Magdalen-houses, well conducted, would certainly be a palliative of a great moral disorder, whose sources are so deeply rooted in our manners, that a radical cure will only be the work of time, and the triumph of a happier generation.

When once the history of the poor is well known, it will be seen how large a proportion of the miseries of the lower orders arise from local errors and prejudices, from ignorance and want of advice. Surely it could not be thought unworthy of the leisure of any true philosopher, to point out those prejudices and give those advices, in popular language, in the shape of an almanack, either gratis, or so cheap that it could be in the hands of every body.

As for our prisons, who knows not, that the very place which ought to bring back the offender to industry and to virtue, is the school of crimes! Who feels not for men whose only crime is poverty, when he sees them crowded into the same work-houses with shameless profligates; and into such work-houses!

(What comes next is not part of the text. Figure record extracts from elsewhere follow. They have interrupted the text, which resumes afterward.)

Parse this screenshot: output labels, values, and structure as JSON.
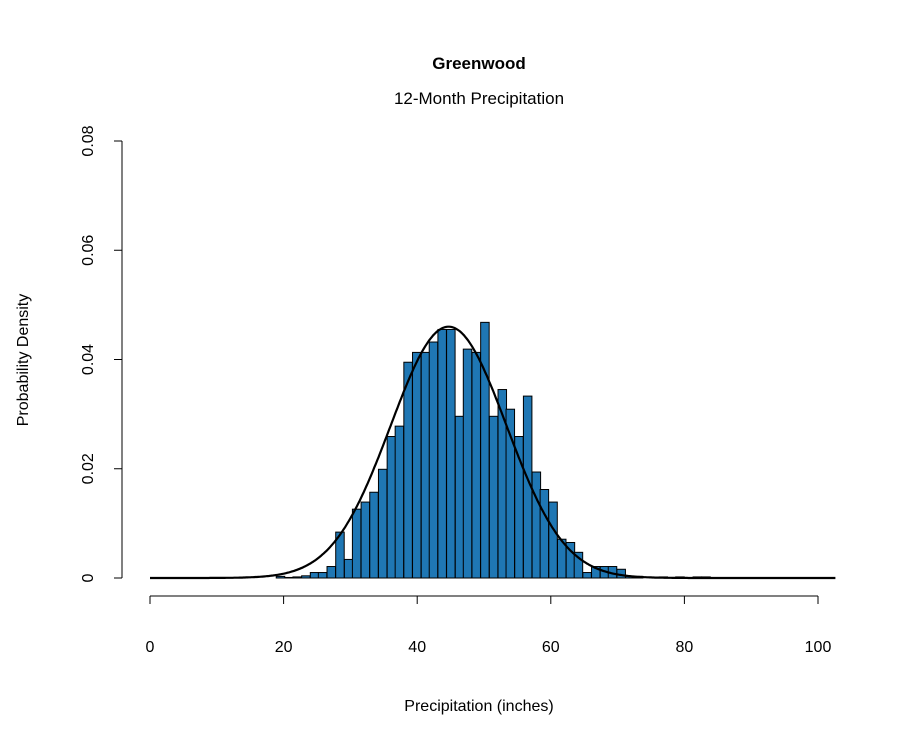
{
  "chart_data": {
    "type": "bar",
    "title": "Greenwood",
    "subtitle": "12-Month Precipitation",
    "xlabel": "Precipitation (inches)",
    "ylabel": "Probability Density",
    "xlim": [
      0,
      100
    ],
    "ylim": [
      0,
      0.08
    ],
    "xticks": [
      0,
      20,
      40,
      60,
      80,
      100
    ],
    "yticks": [
      0,
      0.02,
      0.04,
      0.06,
      0.08
    ],
    "xtick_labels": [
      "0",
      "20",
      "40",
      "60",
      "80",
      "100"
    ],
    "ytick_labels": [
      "0",
      "0.02",
      "0.04",
      "0.06",
      "0.08"
    ],
    "grid": false,
    "bar_color": "#1f77b4",
    "bin_width": 1.273,
    "bins_start": [
      18.9,
      20.2,
      21.4,
      22.7,
      24.0,
      25.2,
      26.5,
      27.8,
      29.1,
      30.3,
      31.6,
      32.9,
      34.2,
      35.5,
      36.7,
      38.0,
      39.3,
      40.6,
      41.8,
      43.1,
      44.4,
      45.7,
      46.9,
      48.2,
      49.5,
      50.8,
      52.1,
      53.3,
      54.6,
      55.9,
      57.2,
      58.4,
      59.7,
      61.0,
      62.3,
      63.5,
      64.8,
      66.1,
      67.4,
      68.6,
      69.9,
      71.2,
      72.5,
      73.7,
      74.9,
      76.2,
      77.5,
      78.7,
      80.0,
      81.3,
      82.6
    ],
    "density": [
      0.0003,
      0.0001,
      0.0002,
      0.0004,
      0.001,
      0.001,
      0.0021,
      0.0084,
      0.0034,
      0.0126,
      0.0139,
      0.0157,
      0.0199,
      0.0259,
      0.0278,
      0.0395,
      0.0413,
      0.0413,
      0.0432,
      0.0455,
      0.0455,
      0.0296,
      0.0419,
      0.0413,
      0.0468,
      0.0296,
      0.0345,
      0.0309,
      0.0259,
      0.0333,
      0.0194,
      0.0162,
      0.0139,
      0.0071,
      0.0065,
      0.0047,
      0.001,
      0.0021,
      0.0021,
      0.0021,
      0.0016,
      0.0003,
      0.0003,
      0,
      0,
      0.0002,
      0,
      0.0002,
      0,
      0.0002,
      0.0002
    ],
    "fit_curve": {
      "type": "normal",
      "mean": 44.7,
      "sd": 8.67,
      "x_range": [
        0,
        102.7
      ],
      "color": "#000000"
    }
  }
}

The incalculable harm caused by these circumstances, may give us an idea of the good that might be produced; and ought to invigorate our earnest resolution to do every thing which our situation will permit us to do in so great and worthy a cause. Whenever any exertion succeeds, it is a moral discovery, which it is criminal to conceal; and wherever a man meets another in the intention of doing good, there at least he may be sure to shake the hands of a brother.

 

―――――――

 

*) The poor rates are allowed to amount to two millions and a half sterling °). It is certainly under the truth to state at a million more, the sums expended through the island in hospitals of all kinds, and in workhouses: if to this are added those large sums distributed annually by the beneficence of the noblemen and gentlemen at their country residences, and numberless subscriptions for immediate relief, &c. I make no doubt, that the sum of British charities amounts to near five millions a year. This is certainly too much. Supposing the extravagant proposition of one man in ten wanting support: in a population of nine millions, 5 l sterling would fall to the share of each pauper, out of which undoubtedly one-fourth part is able to perform some work, and the half capable of doing a fourth towards earning their subsistence.

°) Now, in 1817, upwards of eight millions, and private and public benefactions have increased in the same ratio.

 

**) Vide. Mr. Wood's account of the Shrewsbury House of Industry, 1792. Dr. Porteus's Letter on the Management of the Poor Funds in Glasgow.

 

***) This fact is corroborated by many merchants of the city of London, who witnessed this extraordinary effect.